Mistral Saba (opens in new tab)

(mistral.ai)

145 pointsstephen371y ago21 comments

21 comments

I wonder why they grouped languages from the Middle East and South Asia together. Arabic and Hebrew are Semitic languages - no language from that family tree is native to the subcontinent. It would make sense if northern languages like Hindi, Urdu, Bengali, Nepali, etc were grouped with Persian, French, Russian, etc since those are all from the Indo-European family. South Indian languages like Telugu and Tamil are from a completely different family (Dravidian).

Why not either train the model exclusively on Semitic languages for further performance for those languages or on a wider set of languages for better multilingual performance overall? I don't understand the logic here.

achrono1y ago

There are a far greater number of speakers of Arabic in Germany (1.4M) [1] than in Afghanistan (420K) [2].

So properly speaking, they should be advertising the target region as Europe, Middle East and Africa. [3]

[1] https://en.wikipedia.org/wiki/Languages_of_Germany [2] https://en.wikipedia.org/wiki/Languages_of_Afghanistan [3] https://en.wikipedia.org/wiki/List_of_countries_and_territor...

jazzyjackson1y ago

There is a lot of Indian laborers in the Middle East, so it’s not that Tamil and Arabic are related, but a model used for that region should be fluent in both

reallymental1y ago

Not sure if you've been to the middle east, but there's no way the labourers will have access to the internet besides their phones. And those phones can only be used to communicate with their loved ones back home, using Whatsapp.

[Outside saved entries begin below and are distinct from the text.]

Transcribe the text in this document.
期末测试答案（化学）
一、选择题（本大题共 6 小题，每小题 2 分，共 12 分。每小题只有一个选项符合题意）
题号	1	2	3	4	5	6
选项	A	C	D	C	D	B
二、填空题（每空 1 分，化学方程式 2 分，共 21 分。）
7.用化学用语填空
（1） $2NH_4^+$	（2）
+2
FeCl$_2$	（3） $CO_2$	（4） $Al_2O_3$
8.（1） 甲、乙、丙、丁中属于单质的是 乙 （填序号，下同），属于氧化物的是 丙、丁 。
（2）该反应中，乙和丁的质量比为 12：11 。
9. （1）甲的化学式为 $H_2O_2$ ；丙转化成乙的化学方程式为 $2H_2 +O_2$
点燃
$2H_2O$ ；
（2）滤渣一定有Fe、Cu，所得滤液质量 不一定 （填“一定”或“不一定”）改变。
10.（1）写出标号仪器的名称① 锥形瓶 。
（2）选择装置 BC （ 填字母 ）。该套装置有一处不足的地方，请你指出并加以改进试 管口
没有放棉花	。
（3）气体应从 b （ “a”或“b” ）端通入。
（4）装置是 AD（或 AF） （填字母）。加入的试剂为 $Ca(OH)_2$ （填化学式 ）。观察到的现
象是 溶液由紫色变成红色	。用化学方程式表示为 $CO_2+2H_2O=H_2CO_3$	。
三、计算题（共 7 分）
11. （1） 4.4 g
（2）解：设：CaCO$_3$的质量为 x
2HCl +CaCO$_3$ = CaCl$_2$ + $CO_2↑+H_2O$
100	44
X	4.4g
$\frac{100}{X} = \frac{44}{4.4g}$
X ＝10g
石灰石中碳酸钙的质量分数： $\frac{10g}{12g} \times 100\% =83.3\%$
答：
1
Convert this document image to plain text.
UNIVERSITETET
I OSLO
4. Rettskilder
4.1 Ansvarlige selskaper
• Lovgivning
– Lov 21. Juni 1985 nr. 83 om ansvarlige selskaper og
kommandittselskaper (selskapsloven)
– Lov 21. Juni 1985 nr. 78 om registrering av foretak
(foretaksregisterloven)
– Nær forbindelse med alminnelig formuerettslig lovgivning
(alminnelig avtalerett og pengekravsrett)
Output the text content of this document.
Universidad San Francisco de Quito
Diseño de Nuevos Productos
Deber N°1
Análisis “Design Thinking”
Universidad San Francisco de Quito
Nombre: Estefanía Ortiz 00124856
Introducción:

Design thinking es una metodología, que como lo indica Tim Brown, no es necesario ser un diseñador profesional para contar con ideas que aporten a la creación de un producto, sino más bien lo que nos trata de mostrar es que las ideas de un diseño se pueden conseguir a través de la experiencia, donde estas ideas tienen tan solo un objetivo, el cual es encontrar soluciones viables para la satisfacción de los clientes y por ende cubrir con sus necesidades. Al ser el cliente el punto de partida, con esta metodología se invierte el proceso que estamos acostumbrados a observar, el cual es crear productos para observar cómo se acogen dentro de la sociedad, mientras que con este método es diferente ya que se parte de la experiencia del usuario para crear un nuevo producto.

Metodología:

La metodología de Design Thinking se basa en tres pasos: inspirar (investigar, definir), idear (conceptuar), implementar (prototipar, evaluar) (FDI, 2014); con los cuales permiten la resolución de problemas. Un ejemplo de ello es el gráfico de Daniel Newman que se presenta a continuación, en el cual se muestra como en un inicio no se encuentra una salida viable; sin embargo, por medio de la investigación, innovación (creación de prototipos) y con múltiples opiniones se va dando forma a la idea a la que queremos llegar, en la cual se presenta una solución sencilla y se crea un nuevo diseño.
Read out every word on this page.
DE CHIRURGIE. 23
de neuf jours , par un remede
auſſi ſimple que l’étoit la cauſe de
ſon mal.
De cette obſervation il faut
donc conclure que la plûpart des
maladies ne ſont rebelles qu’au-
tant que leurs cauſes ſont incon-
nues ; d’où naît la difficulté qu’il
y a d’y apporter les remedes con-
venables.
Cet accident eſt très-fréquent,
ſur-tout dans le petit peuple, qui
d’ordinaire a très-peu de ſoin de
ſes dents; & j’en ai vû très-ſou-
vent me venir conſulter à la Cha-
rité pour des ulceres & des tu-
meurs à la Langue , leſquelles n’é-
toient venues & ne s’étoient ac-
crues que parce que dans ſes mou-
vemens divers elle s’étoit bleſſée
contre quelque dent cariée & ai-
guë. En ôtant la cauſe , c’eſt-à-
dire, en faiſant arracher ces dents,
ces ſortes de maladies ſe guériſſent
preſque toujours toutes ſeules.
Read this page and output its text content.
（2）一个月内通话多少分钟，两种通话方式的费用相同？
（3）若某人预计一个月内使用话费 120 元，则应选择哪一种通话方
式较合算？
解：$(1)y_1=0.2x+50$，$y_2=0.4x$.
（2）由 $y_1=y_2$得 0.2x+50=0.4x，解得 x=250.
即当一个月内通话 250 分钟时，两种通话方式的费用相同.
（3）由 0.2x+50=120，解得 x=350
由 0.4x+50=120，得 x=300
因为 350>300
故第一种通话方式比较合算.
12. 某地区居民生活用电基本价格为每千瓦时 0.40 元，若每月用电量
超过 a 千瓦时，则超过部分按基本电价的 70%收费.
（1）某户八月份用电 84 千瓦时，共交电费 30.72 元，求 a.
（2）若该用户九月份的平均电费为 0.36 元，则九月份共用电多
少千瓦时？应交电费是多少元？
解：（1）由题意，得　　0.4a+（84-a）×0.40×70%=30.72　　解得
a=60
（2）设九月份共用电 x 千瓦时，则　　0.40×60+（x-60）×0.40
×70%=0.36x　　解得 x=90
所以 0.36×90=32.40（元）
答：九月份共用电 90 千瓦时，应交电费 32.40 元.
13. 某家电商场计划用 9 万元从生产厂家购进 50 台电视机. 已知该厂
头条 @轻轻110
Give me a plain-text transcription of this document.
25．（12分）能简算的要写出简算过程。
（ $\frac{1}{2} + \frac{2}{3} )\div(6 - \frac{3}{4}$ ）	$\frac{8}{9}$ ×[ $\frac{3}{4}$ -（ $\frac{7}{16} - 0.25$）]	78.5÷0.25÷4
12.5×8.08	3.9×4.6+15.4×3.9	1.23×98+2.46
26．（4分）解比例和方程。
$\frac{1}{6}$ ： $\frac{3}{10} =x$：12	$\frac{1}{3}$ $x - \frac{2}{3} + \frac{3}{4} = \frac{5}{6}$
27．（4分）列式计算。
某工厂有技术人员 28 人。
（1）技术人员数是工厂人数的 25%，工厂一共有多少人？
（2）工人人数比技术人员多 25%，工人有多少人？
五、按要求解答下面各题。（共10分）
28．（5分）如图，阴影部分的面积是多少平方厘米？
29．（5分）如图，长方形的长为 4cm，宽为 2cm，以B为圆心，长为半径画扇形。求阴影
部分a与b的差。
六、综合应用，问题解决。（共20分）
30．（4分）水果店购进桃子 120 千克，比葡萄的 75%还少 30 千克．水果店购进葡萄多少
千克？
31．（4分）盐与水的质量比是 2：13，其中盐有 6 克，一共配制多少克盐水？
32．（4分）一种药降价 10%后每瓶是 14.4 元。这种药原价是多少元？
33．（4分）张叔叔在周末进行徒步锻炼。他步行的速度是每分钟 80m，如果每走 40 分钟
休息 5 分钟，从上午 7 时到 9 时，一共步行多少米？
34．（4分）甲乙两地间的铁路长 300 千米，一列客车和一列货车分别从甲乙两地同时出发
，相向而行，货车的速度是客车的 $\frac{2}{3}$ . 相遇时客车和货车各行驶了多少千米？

They don't (or rather CAN) care about anything else in the world.

They have a lot more problems than "this model doesn't convert urdu to arabic well".

2 more replies

aitchnyu1y ago

I'm Malayalam from Kerala state was not first if cultural exchange was the metric. ME natives often ask if somebody is from Kerala or (rest of) India. Malabar traded with Middle East for millenia (now cash crops, trades and skilled laborers, medical tourism) and Malayalam loans many words from Arabic and there is an Arabic script for Malayalam.

viraptor1y ago

There's going to be diminishing returns in splitting the languages where you get less information related to the region / concept just because you're avoiding mixing languages. The language was not the only aspect: "cultural background, and in-depth regional knowledge". There's going to be lots of information shared in south/North languages just because of the geographically close (relatively anyway) distance.

I mean you wouldn't want to split a model into 3 separate ones, where one contains Austrian, another Slovakian, and another Hungarian, since there's going to be lots of cultural overlap.

laserduck1y ago

I agree that it makes sense to group the Indic languages together due to cultural proximity but why would you group the Indic languages with Middle Eastern ones? Might as well group it with European or African or Sinitic languages at that point.

sangnoir1y ago

> I wonder why they grouped languages from the Middle East and South Asia together

Geography

Cyph0n1y ago

Context on the name: https://en.wikipedia.org/wiki/Sheba

jorams1y ago

That makes a lot more sense than the Saba I initially thought of[1]. The "specific geographies" seemed a bit overly specific.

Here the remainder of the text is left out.